Aber auch Haag konnte bewegen: 2013 wiedereröffnete sie die Kunstkammer, führte eine leistbare Jahreskarte für den gesamten KHM-Verband ein, trieb digitales Marketing voran, installierte erstmals einen Kurator für zeitgenössische Kunst und holte mit der Ganymed-Veranstaltungsreihe Musik und Theater in die Säle mit den knarrenden Fußböden.

All das sollte Eike Schmidt auch in den Uffizien in Florenz umsetzen. Dort ist der 49-Jährige erst seit 2015 am Werk und als erster nicht-italienischer Chef zunächst skeptisch beäugt worden. Es sei aber alles auf Schiene und "kein schneller Abgang", wie er betonte. Er werde seinen Vierjahresvertrag in Italien bis Mitte 2019 voll erfüllen, ehe er nach Wien wechselt.

Besucherströme verteilen

Bei seinen Plänen blieb er noch vage, garantiert wolle man aber die internationale Bedeutung der Sammlungen stärken, neue Besucher erschließen und besser auch durch die zahlreichen "Nebenhäuser" (Theatermuseum, Schatzkammer, Sammlungen in der Neuen Burg, Weltmuseum etc.) leiten. Zeitgenössische Kunst soll es weiter geben. Und auch die Kooperation mit konkurrierenden Museen wie der Albertina will Schmidt vertiefen. Wichtig sei allerdings auch, dass man "Forschung und Vermittlung nicht auseinanderklaffen lässt", warnte er.

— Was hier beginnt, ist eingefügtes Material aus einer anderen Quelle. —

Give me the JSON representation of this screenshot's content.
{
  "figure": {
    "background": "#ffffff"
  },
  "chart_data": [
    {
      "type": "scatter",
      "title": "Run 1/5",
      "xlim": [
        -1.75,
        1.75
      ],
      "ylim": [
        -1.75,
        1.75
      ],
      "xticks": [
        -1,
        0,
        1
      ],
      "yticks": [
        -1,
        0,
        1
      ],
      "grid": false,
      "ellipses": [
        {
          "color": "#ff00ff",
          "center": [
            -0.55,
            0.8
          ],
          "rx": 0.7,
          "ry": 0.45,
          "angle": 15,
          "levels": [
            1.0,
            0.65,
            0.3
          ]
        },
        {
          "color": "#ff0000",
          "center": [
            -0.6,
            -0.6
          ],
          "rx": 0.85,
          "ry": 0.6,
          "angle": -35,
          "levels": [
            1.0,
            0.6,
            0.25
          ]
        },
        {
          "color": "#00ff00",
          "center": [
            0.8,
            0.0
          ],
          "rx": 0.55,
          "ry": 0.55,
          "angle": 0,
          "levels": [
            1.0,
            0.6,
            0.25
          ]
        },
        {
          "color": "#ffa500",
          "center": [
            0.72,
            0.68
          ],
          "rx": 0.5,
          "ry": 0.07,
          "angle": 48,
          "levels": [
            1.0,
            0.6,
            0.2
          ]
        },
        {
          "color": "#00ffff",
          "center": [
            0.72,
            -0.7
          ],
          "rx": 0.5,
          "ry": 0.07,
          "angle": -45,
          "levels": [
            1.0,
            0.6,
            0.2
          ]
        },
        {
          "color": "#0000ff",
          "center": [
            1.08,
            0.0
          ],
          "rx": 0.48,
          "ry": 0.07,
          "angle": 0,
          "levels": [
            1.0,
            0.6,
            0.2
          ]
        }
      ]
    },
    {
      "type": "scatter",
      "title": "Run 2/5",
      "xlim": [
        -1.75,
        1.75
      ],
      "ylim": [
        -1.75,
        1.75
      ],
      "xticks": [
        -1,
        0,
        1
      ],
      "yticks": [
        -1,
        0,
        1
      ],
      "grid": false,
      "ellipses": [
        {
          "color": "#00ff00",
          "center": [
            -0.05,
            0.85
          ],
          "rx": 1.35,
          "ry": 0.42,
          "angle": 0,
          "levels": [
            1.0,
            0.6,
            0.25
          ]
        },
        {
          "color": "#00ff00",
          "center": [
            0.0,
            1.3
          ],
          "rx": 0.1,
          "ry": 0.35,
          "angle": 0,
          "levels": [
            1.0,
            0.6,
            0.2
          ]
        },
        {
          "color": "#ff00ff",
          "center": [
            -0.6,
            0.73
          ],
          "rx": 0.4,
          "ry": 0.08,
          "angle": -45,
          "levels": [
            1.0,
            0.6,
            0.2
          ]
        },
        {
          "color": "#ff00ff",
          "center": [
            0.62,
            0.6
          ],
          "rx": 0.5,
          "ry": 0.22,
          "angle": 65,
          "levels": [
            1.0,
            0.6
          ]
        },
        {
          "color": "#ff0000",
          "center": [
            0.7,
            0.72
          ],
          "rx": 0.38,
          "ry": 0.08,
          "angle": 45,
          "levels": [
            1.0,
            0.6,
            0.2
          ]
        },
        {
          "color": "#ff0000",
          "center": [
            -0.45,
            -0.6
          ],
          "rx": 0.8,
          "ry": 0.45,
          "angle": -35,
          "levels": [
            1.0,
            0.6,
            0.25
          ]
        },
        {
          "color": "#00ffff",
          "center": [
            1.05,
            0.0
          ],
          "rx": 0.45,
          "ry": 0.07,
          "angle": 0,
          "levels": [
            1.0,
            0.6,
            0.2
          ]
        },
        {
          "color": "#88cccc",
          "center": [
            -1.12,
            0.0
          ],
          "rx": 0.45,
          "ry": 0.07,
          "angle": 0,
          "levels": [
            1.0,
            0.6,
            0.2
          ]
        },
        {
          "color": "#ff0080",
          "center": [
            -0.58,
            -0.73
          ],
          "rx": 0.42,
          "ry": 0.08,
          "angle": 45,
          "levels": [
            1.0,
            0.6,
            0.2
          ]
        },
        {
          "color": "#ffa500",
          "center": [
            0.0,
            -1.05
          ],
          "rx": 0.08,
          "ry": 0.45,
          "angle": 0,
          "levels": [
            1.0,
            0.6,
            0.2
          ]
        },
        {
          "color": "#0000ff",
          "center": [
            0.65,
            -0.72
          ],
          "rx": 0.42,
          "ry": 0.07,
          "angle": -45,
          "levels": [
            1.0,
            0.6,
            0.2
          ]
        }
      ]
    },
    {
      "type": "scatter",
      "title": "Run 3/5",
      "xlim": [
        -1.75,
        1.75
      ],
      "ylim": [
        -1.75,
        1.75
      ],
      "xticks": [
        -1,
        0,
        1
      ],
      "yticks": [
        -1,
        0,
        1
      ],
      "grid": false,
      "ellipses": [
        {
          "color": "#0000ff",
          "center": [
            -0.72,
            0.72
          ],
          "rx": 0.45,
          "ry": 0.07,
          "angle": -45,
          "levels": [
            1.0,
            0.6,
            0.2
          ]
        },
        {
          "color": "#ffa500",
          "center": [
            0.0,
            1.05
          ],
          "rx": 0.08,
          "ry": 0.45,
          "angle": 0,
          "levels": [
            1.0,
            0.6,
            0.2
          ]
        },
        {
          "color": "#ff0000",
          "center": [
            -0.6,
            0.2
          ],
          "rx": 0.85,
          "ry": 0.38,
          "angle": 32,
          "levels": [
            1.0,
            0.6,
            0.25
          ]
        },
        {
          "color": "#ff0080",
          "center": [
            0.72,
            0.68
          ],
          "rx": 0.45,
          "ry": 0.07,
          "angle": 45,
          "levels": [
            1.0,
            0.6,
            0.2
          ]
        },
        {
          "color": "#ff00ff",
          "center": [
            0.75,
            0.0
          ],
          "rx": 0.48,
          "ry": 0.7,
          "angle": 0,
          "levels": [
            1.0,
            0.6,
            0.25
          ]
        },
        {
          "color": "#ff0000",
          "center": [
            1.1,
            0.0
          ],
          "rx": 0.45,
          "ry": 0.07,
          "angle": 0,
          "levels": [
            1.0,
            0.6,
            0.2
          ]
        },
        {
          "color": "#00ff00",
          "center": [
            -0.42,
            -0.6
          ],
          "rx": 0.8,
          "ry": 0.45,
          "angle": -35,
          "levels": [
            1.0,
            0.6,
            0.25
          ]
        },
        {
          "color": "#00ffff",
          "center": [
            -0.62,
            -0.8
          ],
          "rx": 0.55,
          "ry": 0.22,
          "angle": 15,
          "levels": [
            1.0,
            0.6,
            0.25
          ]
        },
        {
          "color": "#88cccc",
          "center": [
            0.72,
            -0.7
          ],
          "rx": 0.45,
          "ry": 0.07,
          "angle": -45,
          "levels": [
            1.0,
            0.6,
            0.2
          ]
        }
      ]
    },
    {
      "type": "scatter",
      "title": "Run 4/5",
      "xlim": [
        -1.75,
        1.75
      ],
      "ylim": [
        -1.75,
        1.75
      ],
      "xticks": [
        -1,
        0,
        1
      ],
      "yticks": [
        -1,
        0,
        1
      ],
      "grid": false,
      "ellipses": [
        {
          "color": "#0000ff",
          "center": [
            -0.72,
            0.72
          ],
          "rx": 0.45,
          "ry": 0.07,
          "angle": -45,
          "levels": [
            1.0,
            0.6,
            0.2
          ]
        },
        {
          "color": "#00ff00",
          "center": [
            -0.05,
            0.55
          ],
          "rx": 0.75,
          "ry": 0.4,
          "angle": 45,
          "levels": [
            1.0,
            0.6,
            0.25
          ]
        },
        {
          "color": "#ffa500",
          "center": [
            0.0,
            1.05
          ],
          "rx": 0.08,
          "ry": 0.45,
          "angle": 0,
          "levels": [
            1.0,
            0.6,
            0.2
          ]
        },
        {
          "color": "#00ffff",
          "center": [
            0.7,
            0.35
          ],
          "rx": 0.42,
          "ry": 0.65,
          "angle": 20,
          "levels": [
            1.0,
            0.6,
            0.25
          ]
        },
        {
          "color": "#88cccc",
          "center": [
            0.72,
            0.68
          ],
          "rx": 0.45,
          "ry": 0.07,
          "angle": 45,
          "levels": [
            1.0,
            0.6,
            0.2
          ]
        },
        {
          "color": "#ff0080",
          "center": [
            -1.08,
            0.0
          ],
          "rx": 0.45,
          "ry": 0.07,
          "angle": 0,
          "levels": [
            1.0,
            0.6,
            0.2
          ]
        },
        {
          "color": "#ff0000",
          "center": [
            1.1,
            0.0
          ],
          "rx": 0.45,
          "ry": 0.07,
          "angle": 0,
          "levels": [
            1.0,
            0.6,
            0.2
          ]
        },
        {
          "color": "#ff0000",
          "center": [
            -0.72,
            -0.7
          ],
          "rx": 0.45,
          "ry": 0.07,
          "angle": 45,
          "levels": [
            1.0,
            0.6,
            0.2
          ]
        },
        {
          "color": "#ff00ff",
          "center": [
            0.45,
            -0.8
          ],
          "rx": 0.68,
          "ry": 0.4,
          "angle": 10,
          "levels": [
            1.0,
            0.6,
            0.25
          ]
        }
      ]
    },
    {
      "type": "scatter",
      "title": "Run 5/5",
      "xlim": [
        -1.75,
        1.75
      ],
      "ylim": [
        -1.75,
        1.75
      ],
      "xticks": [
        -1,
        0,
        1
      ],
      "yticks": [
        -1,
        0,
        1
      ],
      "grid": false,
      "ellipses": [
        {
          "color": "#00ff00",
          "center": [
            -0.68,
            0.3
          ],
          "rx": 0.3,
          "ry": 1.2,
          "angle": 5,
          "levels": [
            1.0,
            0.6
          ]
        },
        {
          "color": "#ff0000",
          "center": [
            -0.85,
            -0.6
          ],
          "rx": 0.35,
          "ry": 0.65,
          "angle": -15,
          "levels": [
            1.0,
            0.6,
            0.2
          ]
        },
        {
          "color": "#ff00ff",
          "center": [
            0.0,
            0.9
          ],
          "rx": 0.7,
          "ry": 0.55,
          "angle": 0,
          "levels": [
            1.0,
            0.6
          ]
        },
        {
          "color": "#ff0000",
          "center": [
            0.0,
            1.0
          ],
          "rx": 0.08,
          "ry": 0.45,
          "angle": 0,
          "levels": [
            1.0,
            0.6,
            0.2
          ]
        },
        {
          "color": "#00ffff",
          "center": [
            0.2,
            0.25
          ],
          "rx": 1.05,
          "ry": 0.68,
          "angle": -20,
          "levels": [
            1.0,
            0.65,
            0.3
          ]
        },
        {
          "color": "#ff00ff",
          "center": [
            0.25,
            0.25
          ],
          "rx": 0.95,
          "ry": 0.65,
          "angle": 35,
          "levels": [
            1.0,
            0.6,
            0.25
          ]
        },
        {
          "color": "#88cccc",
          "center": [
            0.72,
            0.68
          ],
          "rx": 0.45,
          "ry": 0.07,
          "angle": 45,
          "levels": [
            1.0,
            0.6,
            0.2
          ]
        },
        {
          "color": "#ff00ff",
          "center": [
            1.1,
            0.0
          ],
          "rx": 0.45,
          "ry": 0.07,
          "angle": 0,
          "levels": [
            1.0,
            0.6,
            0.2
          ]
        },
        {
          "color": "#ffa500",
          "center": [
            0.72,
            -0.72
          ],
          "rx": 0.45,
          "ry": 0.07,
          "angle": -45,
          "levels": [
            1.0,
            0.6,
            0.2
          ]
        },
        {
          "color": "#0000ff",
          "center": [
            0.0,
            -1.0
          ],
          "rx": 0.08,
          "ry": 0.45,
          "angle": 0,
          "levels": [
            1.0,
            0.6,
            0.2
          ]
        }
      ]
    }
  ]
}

Kommt hier eine Mischung aus Haag und Schröder nach Wien? Drozdas Hang zu unbedingtem Veränderungswillen würde es entsprechen. Auch im Burgtheater, wo Karin Bergmann nach der Krise konsolidierend wirkte, will Drozda mit dem Nachfolger Martin Kusej zu neuen, experimentelleren Ufern aufbrechen.

Dazwischen steht freilich eine Nationalratswahl. Also gab es bei der Präsentation des neuen KHM-Chefs auch dahingehend ein paar Worte: Er, Drozda, sei "wild entschlossen", das aktuell des Beschlusses harrende Reformpapier zu den Bundesmuseen ("Weißbuch") noch vor der Wahl im Parlament zu verabschieden. "Notfalls auch mit anderen Mehrheiten." (Stefan Weiss, 1.9.2017)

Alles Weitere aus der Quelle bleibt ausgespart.